14.095 MHz = -102dBm
18.140 MHz = -94dBm
21.095 MHz = -91dBm
24.925 MHz = -96dBm
28.125 MHz = -105dBm
29.695 MHz = -107dBm
Last month I bought another compact 2m/70cm mobile antenna, the Moonraker MRQ525 which is slightly longer but still less than 1/4 wave at 145 MHz.
I compared them on receive along with a straight 145 MHz 1/4 wave whip, on the same mag mount.
In the 145 MHz amateur band, both were worse than the straight whip (they are shorter so expect them to be worse) by between 0 and 1 bar on the Yaesu FT-8900 meter.
At around 165 MHz, there was little or no difference between all 3 antennas, the 2 dual banders would be around 1/4 wavelength tall at this frequency. A straight whip cut for the exact frequency would be better but then it would not be a match for 145 MHz.
At around 455 MHz, the dual banders were very similar, but the straight 145 MHz 1/4 wave was down by around 3 signal bars (5 bars on the dual banders was 2 bars on the straight whip).
Without the centre phasing coil, the straight antenna acts as a 3/4 wavelength on UHF, with an uneven radiation pattern. That's fine if you have no interest in UHF at all.
There was nothing in the 430 - 440 MHz band to test it with at the time.
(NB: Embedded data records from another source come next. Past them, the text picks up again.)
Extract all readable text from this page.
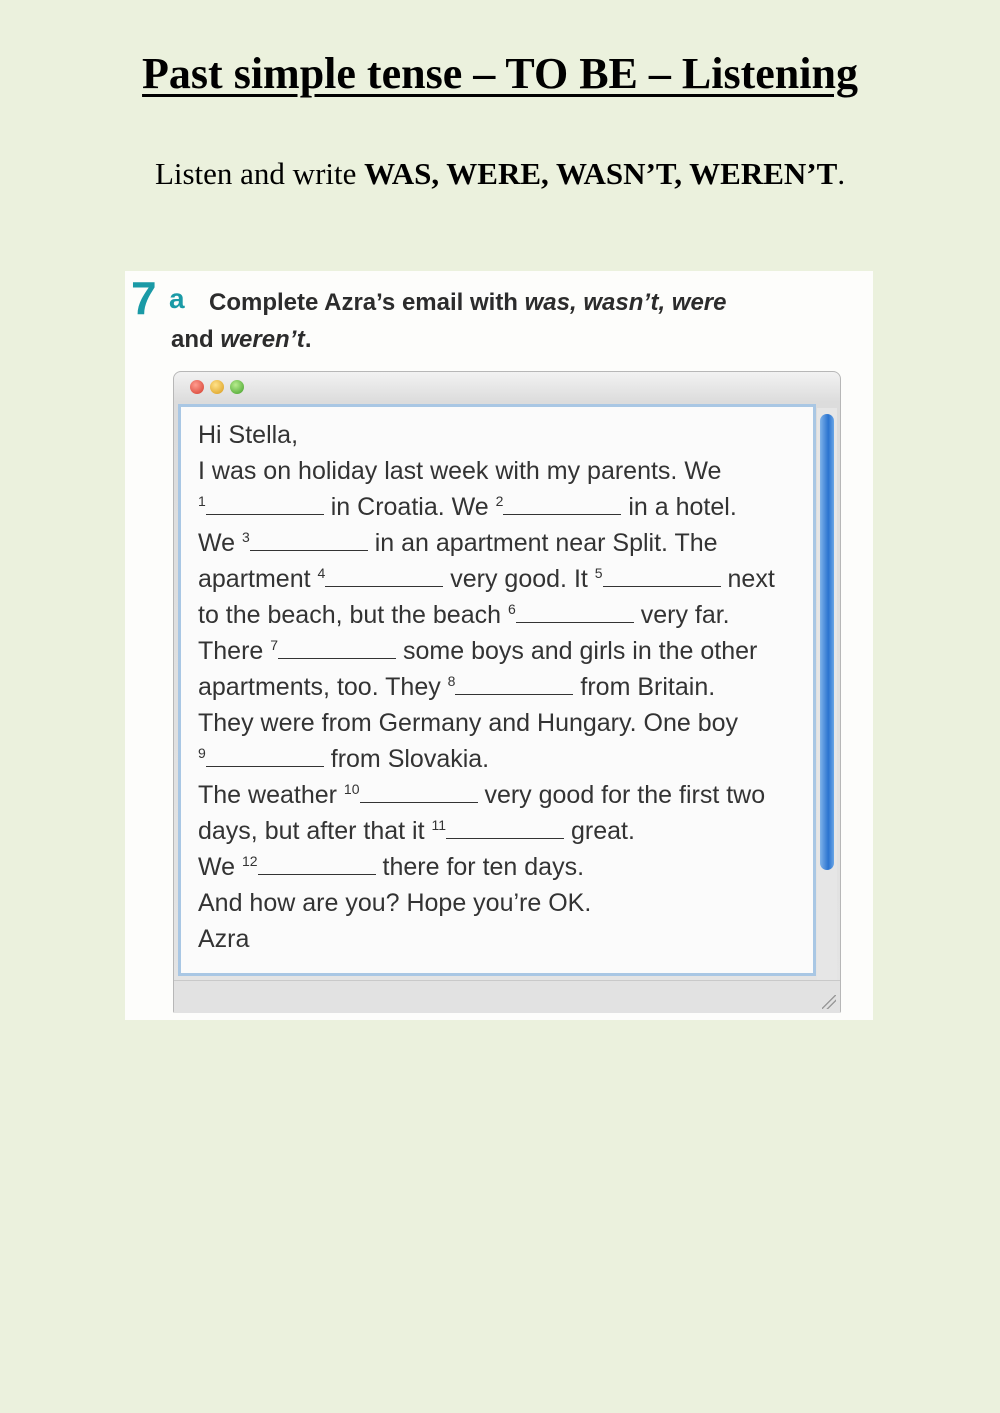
Past simple tense – TO BE – Listening

Listen and write WAS, WERE, WASN’T, WEREN’T.

7 a Complete Azra’s email with was, wasn’t, were
and weren’t.
Hi Stella,
I was on holiday last week with my parents. We
$^1$	in Croatia. We $^2$	in a hotel.
We $^3$	in an apartment near Split. The
apartment $^4$	very good. It $^5$	next
to the beach, but the beach $^6$	very far.
There $^7$	some boys and girls in the other
apartments, too. They $^8$	from Britain.
They were from Germany and Hungary. One boy
$^9$	from Slovakia.
The weather $^{10}$	very good for the first two
days, but after that it $^{11}$	great.
We $^{12}$	there for ten days.
And how are you? Hope you’re OK.
Azra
The results would probably be around the same as on 455 MHz as they all seem quite wideband.
At 393 MHz, which none of them were designed to cover, the straight whip was still about 3 bars down and the Moonraker was slightly better than the others.
I also had a Watson W770 2m/70cm dual bander but this has developed a fault which made it worse than all 3 of the tested antennas.
A Watson W770 copy (by Sharmans) that I also have, is a bit worse than the 2 short dual banders around 165 MHz but better on 145 MHz.
Although the Nagoya is a 'cheap' brand, mine has had no faults after 3 years when it has been left on the car day and night, it is solidly built. I've had Moonraker antennas fail after a short time before, so it will be interesting to see what happens to this one. They are probably all built in the same factory in China anyway.
For everyday use where wideband reception is also important, these small dual banders are as good as anything else. Higher gain models will have smaller bandwidths.